Prep Time: 20 minutes
Cook Time: about 40 minutes
Yield: 6 to 8 servings
2 pears, peeled, cored, and sliced into eighths
1 pound rhubarb, OR 2 nectarines, OR 1 pound strawberries, OR 2 apples (peeled, seeded, cored, and sliced), OR whatever fruit is in season/looks good
1 pint raspberries
1 pint blackberries
1 vanilla bean
1 1/3 cups sugar
1 cinnamon stick
1 star anise
zest of 1/4 of an orange
For the stone fruit (peaches, plums, apricots, nectarines): Bring a large pot of water to the boil. Add the fruit and blanch, about 2 minutes. Drain and plunge the fruit into a large bowl of ice water. Peel, then halve the fruit and remove the pits. Slice into eighths (peaches, nectarines) or quarters (plums, apricots).

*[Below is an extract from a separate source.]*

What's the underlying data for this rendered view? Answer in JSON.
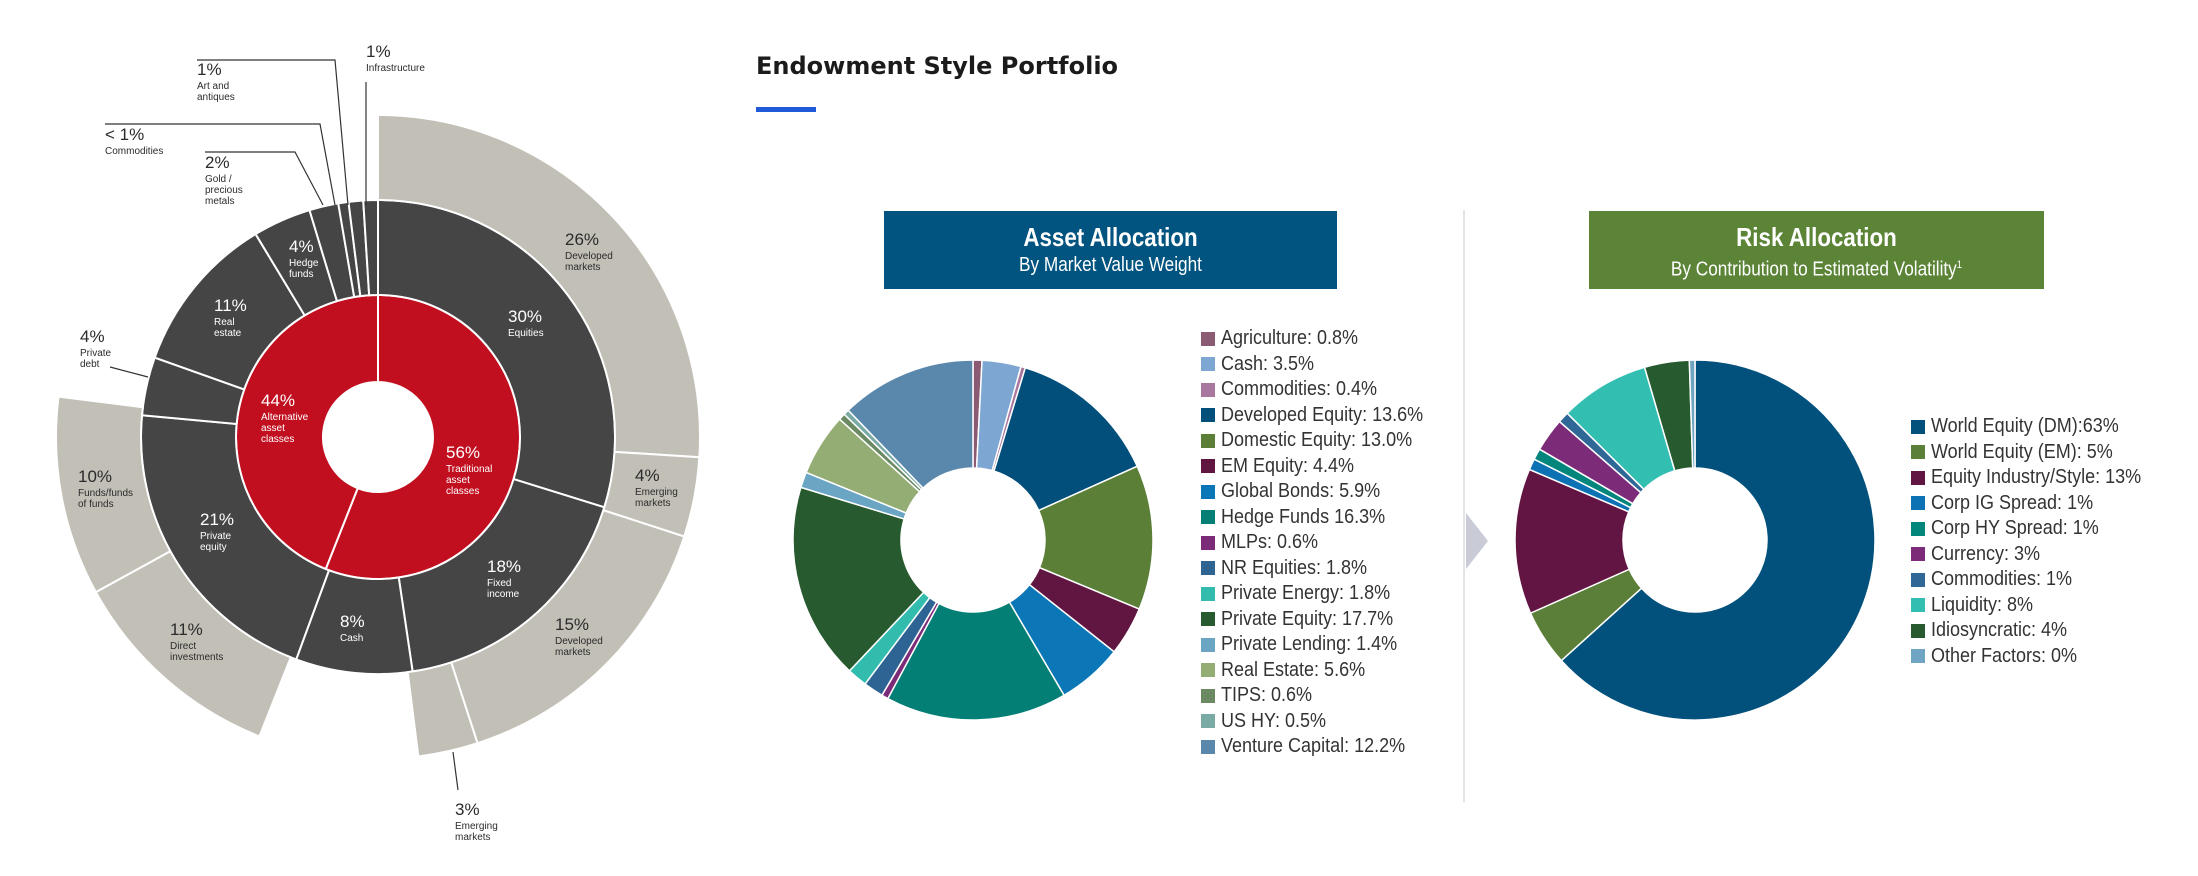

For the sugar syrup: In a large, high-sided pot, combine 1 cup plus 1 Tbsp water with the sugar. Score down the length of the vanilla bean and scrape out the seeds with a knife. Put the vanilla pod and seeds into the pot. Add other spices and orange zest. Bring to a boil and cook until the liquid is clear, then remove cinnamon, cloves, and star anise. Turn heat down to a simmer and add the firmest fruits (pears, apples, peaches, plums). Cook for about 3 minutes, then add strawberries or rhubarb. Cook until the fruit is tender, about 10 minutes. Add blackberries and raspberries and cook for about 2 minutes. If fruit mixture looks too watery, add cornstarch slurry (mix 1 tsp cornstarch with 1 tsp cold water and dissolve completely). Add more cornstarch mixture if necessary. The fruit should be slightly thickened before you put it in the oven. Turn heat off and let fruit sit in the syrup while preparing the crumble topping.

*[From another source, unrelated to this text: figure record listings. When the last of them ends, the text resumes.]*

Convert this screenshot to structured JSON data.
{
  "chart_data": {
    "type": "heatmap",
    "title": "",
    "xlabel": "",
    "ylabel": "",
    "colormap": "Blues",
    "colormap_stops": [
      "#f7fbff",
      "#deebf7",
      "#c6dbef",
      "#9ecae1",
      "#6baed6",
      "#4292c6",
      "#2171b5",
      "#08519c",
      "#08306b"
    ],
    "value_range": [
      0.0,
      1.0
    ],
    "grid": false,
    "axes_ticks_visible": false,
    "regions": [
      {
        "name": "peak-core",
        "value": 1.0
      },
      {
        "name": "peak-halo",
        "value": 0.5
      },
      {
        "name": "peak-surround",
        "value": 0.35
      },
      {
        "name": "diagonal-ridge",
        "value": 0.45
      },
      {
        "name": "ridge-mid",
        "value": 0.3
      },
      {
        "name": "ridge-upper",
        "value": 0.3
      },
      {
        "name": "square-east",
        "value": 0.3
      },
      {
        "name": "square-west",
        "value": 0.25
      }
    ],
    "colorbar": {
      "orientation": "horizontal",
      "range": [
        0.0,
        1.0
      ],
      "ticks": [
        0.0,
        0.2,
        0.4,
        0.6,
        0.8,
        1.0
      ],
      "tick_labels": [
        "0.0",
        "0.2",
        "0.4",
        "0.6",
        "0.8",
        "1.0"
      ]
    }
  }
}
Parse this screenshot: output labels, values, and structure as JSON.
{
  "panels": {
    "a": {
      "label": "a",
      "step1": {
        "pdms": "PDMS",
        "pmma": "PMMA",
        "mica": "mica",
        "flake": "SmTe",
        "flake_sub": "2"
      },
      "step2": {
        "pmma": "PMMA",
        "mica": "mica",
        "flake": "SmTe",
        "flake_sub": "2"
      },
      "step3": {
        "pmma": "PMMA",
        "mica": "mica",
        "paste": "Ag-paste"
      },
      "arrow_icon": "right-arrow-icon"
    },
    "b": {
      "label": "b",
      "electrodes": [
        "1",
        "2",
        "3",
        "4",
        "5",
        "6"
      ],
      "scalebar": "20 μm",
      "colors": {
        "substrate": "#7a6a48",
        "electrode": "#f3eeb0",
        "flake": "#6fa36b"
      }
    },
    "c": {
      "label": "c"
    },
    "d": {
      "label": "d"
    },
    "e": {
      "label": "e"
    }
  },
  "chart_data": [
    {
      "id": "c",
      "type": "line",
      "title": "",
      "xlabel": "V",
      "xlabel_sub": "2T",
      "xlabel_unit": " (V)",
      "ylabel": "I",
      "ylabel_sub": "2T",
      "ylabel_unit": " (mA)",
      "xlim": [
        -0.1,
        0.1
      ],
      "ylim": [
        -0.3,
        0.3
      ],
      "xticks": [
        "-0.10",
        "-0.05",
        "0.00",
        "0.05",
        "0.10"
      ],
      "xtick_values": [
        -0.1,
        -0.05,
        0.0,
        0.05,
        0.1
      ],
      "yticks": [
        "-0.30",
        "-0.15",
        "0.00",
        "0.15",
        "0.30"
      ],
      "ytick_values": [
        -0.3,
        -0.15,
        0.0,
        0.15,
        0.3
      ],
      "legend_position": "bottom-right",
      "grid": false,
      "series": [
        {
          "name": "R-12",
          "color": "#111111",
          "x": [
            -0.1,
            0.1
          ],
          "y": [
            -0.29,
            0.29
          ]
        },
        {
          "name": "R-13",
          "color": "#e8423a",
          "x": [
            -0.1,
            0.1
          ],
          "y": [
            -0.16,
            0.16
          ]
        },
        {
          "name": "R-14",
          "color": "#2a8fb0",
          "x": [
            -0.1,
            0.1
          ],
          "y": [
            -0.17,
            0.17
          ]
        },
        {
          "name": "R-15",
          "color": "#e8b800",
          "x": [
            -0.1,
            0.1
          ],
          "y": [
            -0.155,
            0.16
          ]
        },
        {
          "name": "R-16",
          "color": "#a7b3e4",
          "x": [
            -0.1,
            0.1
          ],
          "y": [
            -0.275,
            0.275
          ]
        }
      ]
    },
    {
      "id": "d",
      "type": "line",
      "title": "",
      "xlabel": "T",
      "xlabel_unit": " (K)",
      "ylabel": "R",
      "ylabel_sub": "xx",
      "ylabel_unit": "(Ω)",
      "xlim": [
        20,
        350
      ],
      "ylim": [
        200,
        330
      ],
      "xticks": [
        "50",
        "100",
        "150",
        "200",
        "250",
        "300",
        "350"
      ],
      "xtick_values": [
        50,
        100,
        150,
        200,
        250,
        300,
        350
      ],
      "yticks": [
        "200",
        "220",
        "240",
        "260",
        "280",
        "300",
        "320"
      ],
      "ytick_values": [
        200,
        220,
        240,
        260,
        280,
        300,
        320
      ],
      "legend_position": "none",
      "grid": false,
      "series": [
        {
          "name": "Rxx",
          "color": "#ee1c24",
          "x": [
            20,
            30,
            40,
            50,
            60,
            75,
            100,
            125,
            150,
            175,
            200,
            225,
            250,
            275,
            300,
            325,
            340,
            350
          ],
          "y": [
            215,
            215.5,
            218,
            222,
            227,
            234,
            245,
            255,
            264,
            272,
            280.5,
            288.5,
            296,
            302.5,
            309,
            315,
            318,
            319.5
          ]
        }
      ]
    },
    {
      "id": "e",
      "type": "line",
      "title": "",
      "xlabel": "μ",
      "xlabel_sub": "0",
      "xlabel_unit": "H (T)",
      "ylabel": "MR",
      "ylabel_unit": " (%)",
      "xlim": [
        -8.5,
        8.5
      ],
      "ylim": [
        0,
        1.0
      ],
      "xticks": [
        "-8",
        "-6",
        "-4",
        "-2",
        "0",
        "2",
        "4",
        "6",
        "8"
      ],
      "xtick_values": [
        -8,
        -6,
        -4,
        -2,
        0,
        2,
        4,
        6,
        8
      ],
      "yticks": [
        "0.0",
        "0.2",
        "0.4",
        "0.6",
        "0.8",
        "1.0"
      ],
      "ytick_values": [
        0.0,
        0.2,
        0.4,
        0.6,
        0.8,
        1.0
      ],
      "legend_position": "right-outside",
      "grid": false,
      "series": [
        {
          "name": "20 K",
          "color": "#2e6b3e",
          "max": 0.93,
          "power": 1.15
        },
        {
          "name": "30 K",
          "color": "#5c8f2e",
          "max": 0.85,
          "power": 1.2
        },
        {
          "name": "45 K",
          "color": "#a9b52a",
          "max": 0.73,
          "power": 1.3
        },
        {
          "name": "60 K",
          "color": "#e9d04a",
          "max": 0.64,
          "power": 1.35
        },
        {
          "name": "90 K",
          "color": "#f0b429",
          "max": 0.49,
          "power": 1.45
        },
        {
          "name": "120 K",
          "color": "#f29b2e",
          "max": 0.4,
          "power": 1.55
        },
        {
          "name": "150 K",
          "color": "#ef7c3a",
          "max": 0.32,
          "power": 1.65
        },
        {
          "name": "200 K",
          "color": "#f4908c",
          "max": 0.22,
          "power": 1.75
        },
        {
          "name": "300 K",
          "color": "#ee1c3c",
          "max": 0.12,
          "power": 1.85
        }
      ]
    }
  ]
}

1 3/4 cups all-purpose flour
8 Tbsp butter (1 stick), cut into 1-inch cubes and softened at room temperature for about 30 minutes
6 Tbsp sugar
Rub the flour, butter, sugar, and salt together in a medium bowl, using your fingertips. You want a texture similar to coarse cornmeal. Put the stewed fruit in a large (9-by-13-inch, or larger) baking dish. Pour the topping over the fruit and bake at 350 degrees until the filling is bubbling and the topping is golden, about 20 minutes. Serve with vanilla ice cream, sweetened whipped cream, or crème fraîche.
Other "Family Tree" recipe ideas for Stewed Fruit (not tested by me):
Syllabub: Whip 2 1/2 cups heavy cream to form soft peaks. Combine with the stewed fruit and serve in individual glasses or bowls with a little grated orange zest sprinkled on top. Oliver says this serves 4 people, but I think it would yield more like 6 or 8 servings.
On Toast: Toast some thick slices of bread (challah or egg bread would be good choices), then butter and top with some stewed fruit. Crumble some goat cheese or ricotta over the top, and drizzle with a little honey. You can make as many servings as you wish. This sounds like a lovely idea for breakfast or brunch.
Phyllo Pastry Parcels: Defrost a package of frozen phyllo sheets. Keep a damp cloth over them while you're not working with them. Take 2 sheets and brush with melted butter, then stick them together. Cut them into a square 8-by-8 inches and spoon 2 Tbsp of stewed fruit into the middle of the square. Crumble over a little ricotta cheese or cottage cheese and sprinkle on some brown sugar, then bring the sides of the pastry up and squeeze them together to make a little parcel. Repeat with the rest of the phyllo sheets and stewed fruit. Brush the tops with melted butter and bake on a sheet lined with parchment paper at 325 degrees for 15 to 20 minutes or until golden and crisp.
With Yogurt: Combine some plain yogurt with stewed fruit, honey, and a scattering of rolled oats or granola.